# Polynomials on spaces of matrices

Let $\mathbb{P}^N$ be the projective space parametrizing $n\times n$ non-zero matrices modulo scalar multiplication, and let $\mathbb{P}^M\subset\mathbb{P}^N$ be the subspaces of symmetric matrices.

In $\mathbb{P}^N$ we have a stratification $X_1\subset X_2\subset \dots \subset X_r \subset \dots \subset \mathbb{P}^N$ where a general point of $X_r$ corresponds to a rank $r$ matrix. Such stratification restricts to the corresponding stratification $Y_r = X_r\cap \mathbb{P}^M$ of the space of symmetric matrices.

Assume there exists a polynomial of degree $d$ on $\mathbb{P}^M$ having multiplicity $m_r$ along $Y_r$ for all $r$. Can we affirm then that there exists a polynomial of degree $d$ on $\mathbb{P}^N$ having multiplicity $m_r$ along $X_r$ for all $r$ ?

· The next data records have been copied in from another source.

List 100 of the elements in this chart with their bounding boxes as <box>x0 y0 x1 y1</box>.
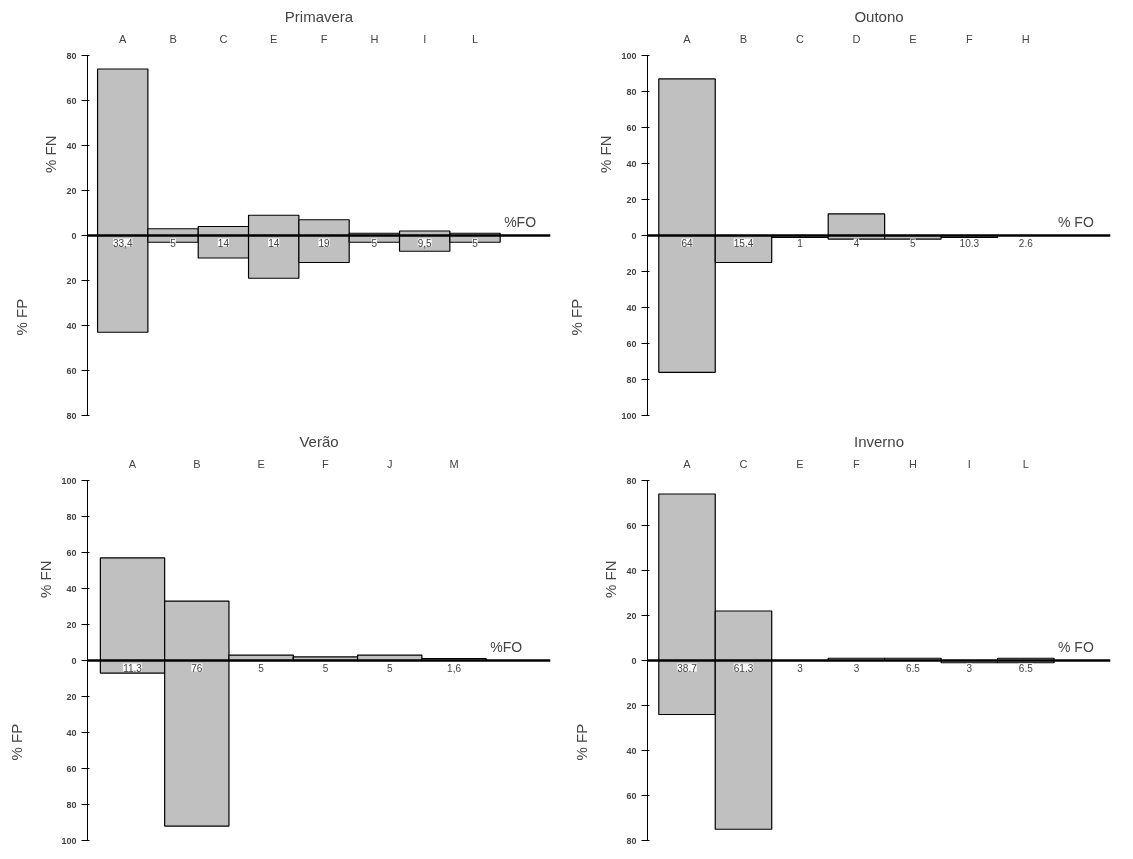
text: 5 <box>472 237 478 249</box>
y-tick-label: 80 <box>66 511 77 522</box>
text: 5 <box>386 662 393 674</box>
y-tick-label: 20 <box>626 700 637 711</box>
category-label: E <box>257 457 265 470</box>
text: 61.3 <box>733 662 754 674</box>
category-label: A <box>128 457 137 470</box>
category-label: L <box>1022 457 1029 470</box>
y-tick-label: 40 <box>626 302 637 313</box>
y-tick-label: 0 <box>71 655 77 666</box>
y-tick-label: 40 <box>626 745 637 756</box>
text: 64 <box>681 237 693 249</box>
y-tick-label: 80 <box>626 475 637 486</box>
y-tick-label: 60 <box>66 547 77 558</box>
text: 38.7 <box>677 662 697 674</box>
y-tick-label: 100 <box>61 835 77 846</box>
y-tick-label: 100 <box>61 475 77 486</box>
text: 11.3 <box>123 662 142 674</box>
category-label: L <box>471 32 479 45</box>
x-axis-title: % FO <box>1058 213 1094 230</box>
y-tick-label: 20 <box>66 691 77 702</box>
y-tick-label: 40 <box>626 158 637 169</box>
text: 5 <box>910 237 916 249</box>
y-tick-label: 80 <box>626 374 637 385</box>
y-axis-title: % FN <box>596 135 614 173</box>
chart-title: Primavera <box>284 7 354 25</box>
chart-title: Inverno <box>853 432 905 450</box>
text: 2.6 <box>1018 237 1033 249</box>
text: 5 <box>170 237 176 249</box>
text: 14 <box>217 237 229 249</box>
text: % FP <box>7 723 25 761</box>
y-axis-title: % FN <box>36 560 54 598</box>
category-label: E <box>796 457 804 470</box>
text: 5 <box>371 237 378 249</box>
text: 19 <box>318 237 330 249</box>
x-axis-title: %FO <box>504 213 537 230</box>
x-axis-title: % FO <box>1058 638 1094 655</box>
category-label: E <box>270 32 278 45</box>
y-tick-label: 40 <box>626 565 637 576</box>
y-tick-label: 80 <box>66 50 77 61</box>
y-axis-title: % FN <box>41 135 59 173</box>
category-label: J <box>386 457 393 470</box>
y-tick-label: 80 <box>66 799 77 810</box>
x-axis-title: %FO <box>490 638 523 655</box>
y-tick-label: 0 <box>631 655 637 666</box>
y-tick-label: 40 <box>66 140 77 151</box>
text: 9,5 <box>417 237 432 249</box>
y-tick-label: 60 <box>626 790 637 801</box>
category-label: F <box>853 457 860 470</box>
text: 76 <box>191 662 203 674</box>
y-tick-label: 60 <box>626 338 637 349</box>
y-tick-label: 40 <box>66 320 77 331</box>
category-label: M <box>449 457 459 470</box>
text: 6.5 <box>905 662 920 674</box>
category-label: B <box>739 32 748 45</box>
category-label: A <box>683 457 691 470</box>
y-axis-title: % FN <box>601 560 619 598</box>
text: 6.5 <box>1018 662 1033 674</box>
text: % FP <box>12 298 30 336</box>
text: 1 <box>797 237 803 249</box>
y-tick-label: 60 <box>66 763 77 774</box>
text: % FP <box>572 723 590 761</box>
text: 33,4 <box>113 237 133 249</box>
category-label: B <box>169 32 177 45</box>
y-tick-label: 20 <box>626 266 637 277</box>
text: 5 <box>258 662 264 674</box>
y-tick-label: 20 <box>66 619 77 630</box>
y-tick-label: 40 <box>66 583 77 594</box>
category-label: H <box>908 457 917 470</box>
text: % FP <box>567 298 585 336</box>
category-label: A <box>119 32 127 45</box>
y-tick-label: 80 <box>626 835 637 846</box>
y-tick-label: 80 <box>66 410 77 421</box>
category-label: I <box>423 32 427 45</box>
category-label: C <box>219 32 228 45</box>
y-tick-label: 0 <box>71 230 77 241</box>
y-tick-label: 60 <box>626 520 637 531</box>
category-label: B <box>193 457 201 470</box>
category-label: H <box>370 32 379 45</box>
y-tick-label: 80 <box>626 86 637 97</box>
y-tick-label: 20 <box>626 194 637 205</box>
category-label: I <box>967 457 971 470</box>
y-tick-label: 20 <box>626 610 637 621</box>
y-tick-label: 60 <box>66 365 77 376</box>
y-tick-label: 100 <box>621 410 637 421</box>
y-tick-label: 0 <box>631 230 637 241</box>
text: 5 <box>322 662 329 674</box>
chart-title: Outono <box>854 7 904 25</box>
category-label: E <box>909 32 917 45</box>
y-tick-label: 100 <box>621 50 637 61</box>
text: 3 <box>797 662 803 674</box>
text: 3 <box>966 662 973 674</box>
chart-title: Verão <box>299 432 339 450</box>
y-tick-label: 20 <box>66 275 77 286</box>
y-tick-label: 20 <box>66 185 77 196</box>
text: 4 <box>853 237 860 249</box>
text: 14 <box>268 237 280 249</box>
category-label: D <box>852 32 861 45</box>
category-label: F <box>965 32 973 45</box>
y-tick-label: 40 <box>66 727 77 738</box>
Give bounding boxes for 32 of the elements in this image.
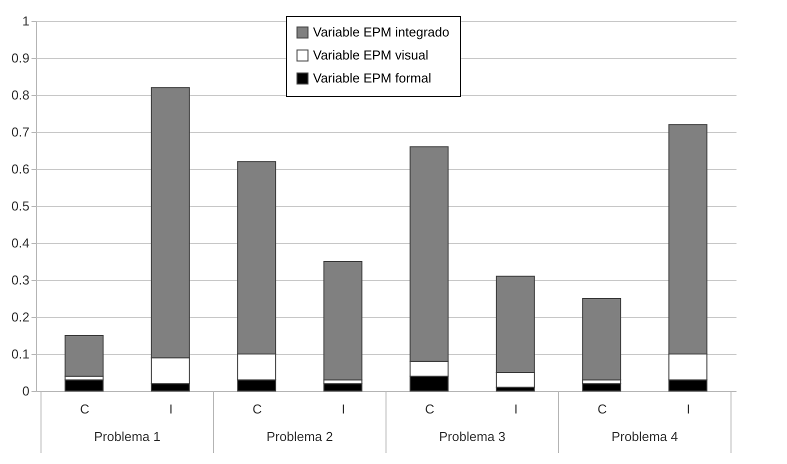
x-tick-label: C — [424, 402, 434, 416]
bar — [582, 383, 622, 392]
bar — [323, 261, 362, 380]
y-tick-label: 0.8 — [11, 88, 30, 102]
y-tick-label: 0.7 — [11, 124, 30, 140]
x-tick-label: I — [342, 402, 346, 416]
legend-label: Variable EPM formal — [313, 70, 432, 86]
y-tick-label: 0.6 — [11, 162, 30, 176]
legend-label: Variable EPM visual — [313, 48, 428, 62]
x-tick-label: I — [514, 402, 518, 416]
y-tick-label: 0.2 — [11, 310, 30, 324]
legend-label: Variable EPM integrado — [313, 24, 450, 40]
y-tick-label: 0.9 — [11, 50, 30, 66]
y-tick-label: 1 — [22, 14, 30, 28]
text: Problema 1 — [94, 429, 160, 444]
y-tick-label: 0.3 — [11, 272, 30, 288]
y-tick-label: 0.1 — [11, 346, 30, 362]
y-tick-label: 0 — [22, 384, 30, 398]
y-tick-label: 0.5 — [11, 198, 30, 214]
bar — [64, 379, 104, 392]
text: Problema 4 — [612, 429, 678, 444]
text: Problema 3 — [439, 429, 506, 444]
x-tick-label: C — [252, 402, 262, 416]
bar — [323, 383, 362, 392]
text: Problema 2 — [266, 429, 333, 444]
x-tick-label: I — [169, 402, 173, 416]
x-tick-label: C — [597, 402, 607, 416]
bar — [582, 298, 622, 380]
y-tick-label: 0.4 — [11, 236, 30, 250]
bar — [64, 335, 104, 377]
x-tick-label: I — [686, 402, 690, 416]
x-tick-label: C — [80, 402, 90, 416]
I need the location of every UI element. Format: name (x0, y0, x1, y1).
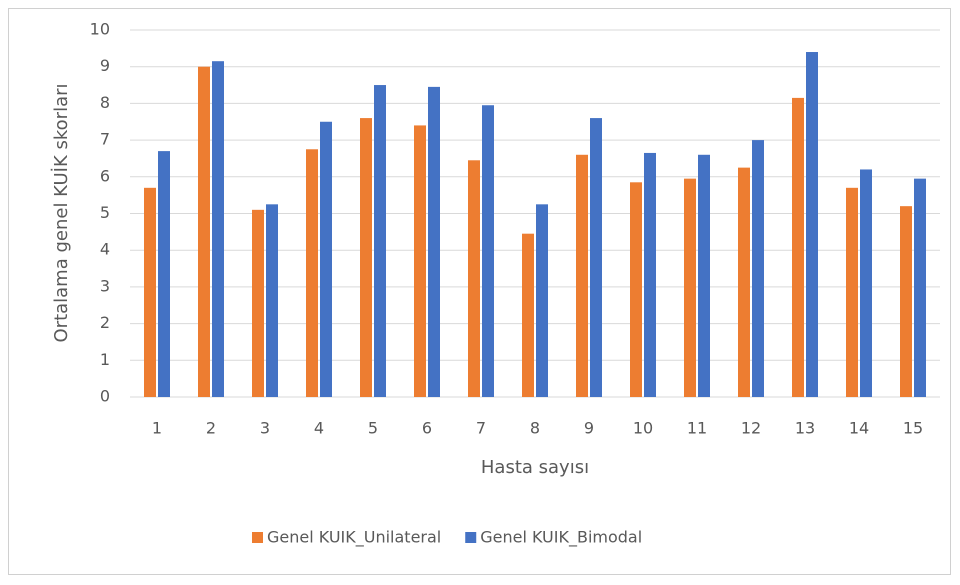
x-tick-label: 6 (422, 419, 432, 438)
y-tick-label: 3 (100, 276, 110, 295)
x-tick-label: 12 (741, 419, 761, 438)
bar (806, 52, 818, 398)
bar (252, 209, 264, 397)
x-tick-label: 4 (314, 419, 324, 438)
y-tick-label: 5 (100, 203, 110, 222)
bar (590, 118, 602, 397)
x-tick-label: 14 (849, 419, 869, 438)
x-tick-label: 13 (795, 419, 815, 438)
bar (320, 121, 332, 397)
bar (428, 86, 440, 397)
bar (482, 105, 494, 398)
y-tick-label: 8 (100, 93, 110, 112)
y-axis-label: Ortalama genel KUİK skorları (51, 83, 72, 342)
legend-label: Genel KUIK_Unilateral (267, 528, 441, 548)
bar (414, 125, 426, 398)
legend-swatch (465, 532, 477, 543)
legend-label: Genel KUIK_Bimodal (480, 528, 642, 548)
bar (698, 154, 710, 397)
bar (900, 206, 912, 397)
x-tick-label: 9 (584, 419, 594, 438)
bar (738, 167, 750, 397)
bar (644, 152, 656, 397)
bar (536, 204, 548, 397)
bar (360, 118, 372, 397)
bar (630, 182, 642, 397)
bar (158, 151, 170, 397)
y-tick-label: 4 (100, 240, 110, 259)
x-tick-label: 11 (687, 419, 707, 438)
y-tick-label: 1 (100, 350, 110, 369)
bar (468, 160, 480, 397)
y-tick-label: 7 (100, 130, 110, 149)
bar (914, 178, 926, 397)
bar (306, 149, 318, 397)
bar (266, 204, 278, 397)
bar (684, 178, 696, 397)
x-axis-label: Hasta sayısı (481, 457, 589, 478)
x-tick-label: 5 (368, 419, 378, 438)
x-tick-label: 3 (260, 419, 270, 438)
bar (860, 169, 872, 397)
bar (144, 187, 156, 397)
bar (212, 61, 224, 397)
legend-swatch (252, 532, 263, 543)
bar (374, 85, 386, 398)
x-tick-label: 10 (633, 419, 653, 438)
x-tick-label: 15 (903, 419, 923, 438)
bar (752, 140, 764, 397)
y-tick-label: 2 (100, 313, 110, 332)
bar (198, 66, 210, 397)
x-tick-label: 8 (530, 419, 540, 438)
y-tick-label: 0 (100, 387, 110, 406)
x-tick-label: 2 (206, 419, 216, 438)
y-tick-label: 10 (90, 20, 110, 39)
x-tick-label: 7 (476, 419, 486, 438)
bar (792, 97, 804, 398)
x-tick-label: 1 (152, 419, 162, 438)
y-tick-label: 9 (100, 56, 110, 75)
bar (846, 187, 858, 397)
bar (522, 233, 534, 397)
bar (576, 154, 588, 397)
y-tick-label: 6 (100, 166, 110, 185)
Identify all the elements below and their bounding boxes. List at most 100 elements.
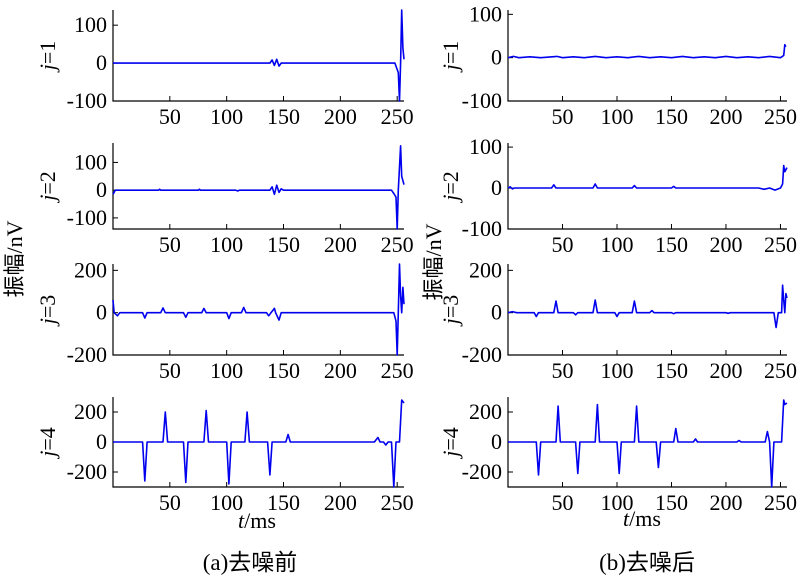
y-tick-label: -200 bbox=[462, 459, 502, 484]
y-tick-label: 0 bbox=[491, 175, 502, 200]
row-label: j=2 bbox=[438, 171, 463, 204]
signal-line bbox=[113, 9, 405, 102]
x-tick-label: 50 bbox=[159, 104, 181, 129]
y-tick-label: 0 bbox=[491, 429, 502, 454]
x-tick-label: 100 bbox=[210, 358, 243, 383]
row-label: j=4 bbox=[438, 427, 463, 460]
panel-a-0: 50 100 150 200 250 100 0 -100 j=1 bbox=[35, 9, 414, 129]
x-tick-label: 50 bbox=[551, 104, 573, 129]
x-tick-label: 50 bbox=[551, 490, 573, 515]
panel-b-6: 50 100 150 200 250 200 0 -200 j=3 bbox=[438, 257, 797, 383]
row-label: j=3 bbox=[438, 295, 463, 328]
y-tick-label: -100 bbox=[462, 88, 502, 113]
y-tick-label: 100 bbox=[74, 149, 107, 174]
x-tick-label: 50 bbox=[159, 232, 181, 257]
y-tick-label: 0 bbox=[96, 300, 107, 325]
y-tick-label: 200 bbox=[74, 399, 107, 424]
y-tick-label: 0 bbox=[491, 300, 502, 325]
panel-b-4: 50 100 150 200 250 100 0 -100 j=1 bbox=[438, 1, 797, 129]
caption-b: (b)去噪后 bbox=[599, 550, 695, 575]
x-tick-label: 200 bbox=[324, 104, 357, 129]
y-tick-label: -200 bbox=[67, 459, 107, 484]
x-tick-label: 150 bbox=[655, 358, 688, 383]
y-tick-label: 0 bbox=[491, 45, 502, 70]
row-label: j=1 bbox=[438, 41, 463, 74]
x-tick-label: 100 bbox=[210, 232, 243, 257]
x-tick-label: 50 bbox=[159, 490, 181, 515]
x-tick-label: 150 bbox=[655, 490, 688, 515]
row-label: j=1 bbox=[35, 41, 60, 74]
x-tick-label: 250 bbox=[764, 104, 797, 129]
signal-line bbox=[112, 145, 405, 230]
row-label: j=3 bbox=[35, 295, 60, 328]
x-tick-label: 200 bbox=[709, 104, 742, 129]
panel-a-1: 50 100 150 200 250 100 0 -100 j=2 bbox=[35, 143, 414, 257]
axis-spine bbox=[112, 264, 404, 356]
panel-b-5: 50 100 150 200 250 100 0 -100 j=2 bbox=[438, 134, 797, 257]
x-tick-label: 200 bbox=[324, 490, 357, 515]
y-tick-label: 200 bbox=[469, 257, 502, 282]
x-tick-label: 50 bbox=[551, 232, 573, 257]
signal-line bbox=[113, 399, 405, 488]
axis-spine bbox=[507, 143, 787, 230]
x-tick-label: 250 bbox=[381, 490, 414, 515]
signal-line bbox=[112, 263, 405, 356]
x-tick-label: 200 bbox=[324, 232, 357, 257]
y-tick-label: 0 bbox=[96, 177, 107, 202]
axis-spine bbox=[112, 10, 404, 102]
y-tick-label: 200 bbox=[469, 399, 502, 424]
y-tick-label: 100 bbox=[469, 134, 502, 159]
x-tick-label: 250 bbox=[381, 104, 414, 129]
x-tick-label: 250 bbox=[381, 358, 414, 383]
x-tick-label: 150 bbox=[655, 232, 688, 257]
x-tick-label: 100 bbox=[210, 104, 243, 129]
x-tick-label: 150 bbox=[267, 490, 300, 515]
y-tick-label: 100 bbox=[469, 1, 502, 26]
x-tick-label: 250 bbox=[764, 232, 797, 257]
x-tick-label: 200 bbox=[709, 232, 742, 257]
signal-line bbox=[508, 399, 788, 488]
panels-group: 50 100 150 200 250 100 0 -100 j=1 50 100 150 200 250 1… bbox=[35, 1, 797, 515]
common-ylabel-right: 振幅/nV bbox=[421, 223, 446, 300]
x-tick-label: 250 bbox=[764, 490, 797, 515]
panel-a-3: 50 100 150 200 250 200 0 -200 j=4 bbox=[35, 397, 414, 515]
y-tick-label: 100 bbox=[74, 12, 107, 37]
x-axis-label-right: t/ms bbox=[623, 506, 661, 531]
y-tick-label: -200 bbox=[67, 342, 107, 367]
common-ylabel-left: 振幅/nV bbox=[2, 220, 27, 297]
x-tick-label: 150 bbox=[267, 104, 300, 129]
x-tick-label: 100 bbox=[210, 490, 243, 515]
y-tick-label: -100 bbox=[67, 205, 107, 230]
x-tick-label: 150 bbox=[267, 232, 300, 257]
y-tick-label: -100 bbox=[67, 88, 107, 113]
x-tick-label: 250 bbox=[381, 232, 414, 257]
y-tick-label: -100 bbox=[462, 216, 502, 241]
x-tick-label: 100 bbox=[600, 104, 633, 129]
y-tick-label: -200 bbox=[462, 342, 502, 367]
x-tick-label: 50 bbox=[159, 358, 181, 383]
axis-spine bbox=[507, 10, 787, 102]
y-tick-label: 200 bbox=[74, 257, 107, 282]
y-tick-label: 0 bbox=[96, 429, 107, 454]
x-tick-label: 100 bbox=[600, 232, 633, 257]
x-tick-label: 200 bbox=[709, 358, 742, 383]
row-label: j=4 bbox=[35, 427, 60, 460]
caption-a: (a)去噪前 bbox=[203, 550, 298, 575]
x-tick-label: 200 bbox=[709, 490, 742, 515]
x-axis-label-left: t/ms bbox=[238, 508, 276, 533]
signal-line bbox=[507, 43, 787, 59]
y-tick-label: 0 bbox=[96, 50, 107, 75]
axis-spine bbox=[112, 143, 404, 230]
x-tick-label: 250 bbox=[764, 358, 797, 383]
x-tick-label: 200 bbox=[324, 358, 357, 383]
x-tick-label: 50 bbox=[551, 358, 573, 383]
x-tick-label: 150 bbox=[267, 358, 300, 383]
signal-line bbox=[507, 164, 788, 191]
axis-spine bbox=[507, 397, 787, 488]
axis-spine bbox=[507, 264, 787, 356]
panel-a-2: 50 100 150 200 250 200 0 -200 j=3 bbox=[35, 257, 414, 383]
row-label: j=2 bbox=[35, 171, 60, 204]
x-tick-label: 100 bbox=[600, 490, 633, 515]
signal-line bbox=[507, 284, 788, 329]
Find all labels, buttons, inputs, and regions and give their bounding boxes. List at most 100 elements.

I don't have a neat answer, but what I want to write is too long to be comment. First of all, if $I_X$ is the homogeneous (saturated) ideal of an integral subscheme of $\mathbb{P}^N$ (say $X$), then the $m$-th symbolic power of $I_X$ twisted by $\mathcal{O}(d)$ (which I will denote by $I^{[m]}_X(d)$) is precisely the ideal of polynomials of degree $d$ which vanish with multiplicity at least $m$ on $X$.

\strikeout {I looked a bit around on Google, and it seems known that if $X$ is arithmetically Cohen-Macaulay (meaning that its coordinate ring is Cohen-Macaulay), then the symbolic powers of $I_X$ agree with the regular powers of $I_X$.} : not sure if that is true, probably not correct...

So basically your question can be formulated as follows:

Let $P$ a non-zero vector which lies in the intersection of the $I_{Y_r}^{[m_r]}(d)$, can we find a non-vector in the intersection of the $I_{X_r}^{[m_r]}(d)$?

I found this paper by Sullivant: https://arxiv.org/pdf/math/0608542.pdf where he gives a quite detailed description of the graded generators of $I_{Y_r}^{[m_r]}$ and $I_{X_r}^{[m_r]}$ (corollary $5.7$ and Theorem $5.8$). As a consequence, it seems that we get:

$$I_{X_r}^{[m_r]}(d) \otimes \left(\mathbb{C}[X_0,\ldots,X_N]/I_{\mathbb{P}^M}\right) = I_{Y_r}^{[m_r]}(d).$$

In particular, one has a surjection:

$$I_{X_r}^{[m_r]}(d) \rightarrow I_{Y_r}^{[m_r]}(d) \rightarrow 0,$$

which looks pretty close to what you want.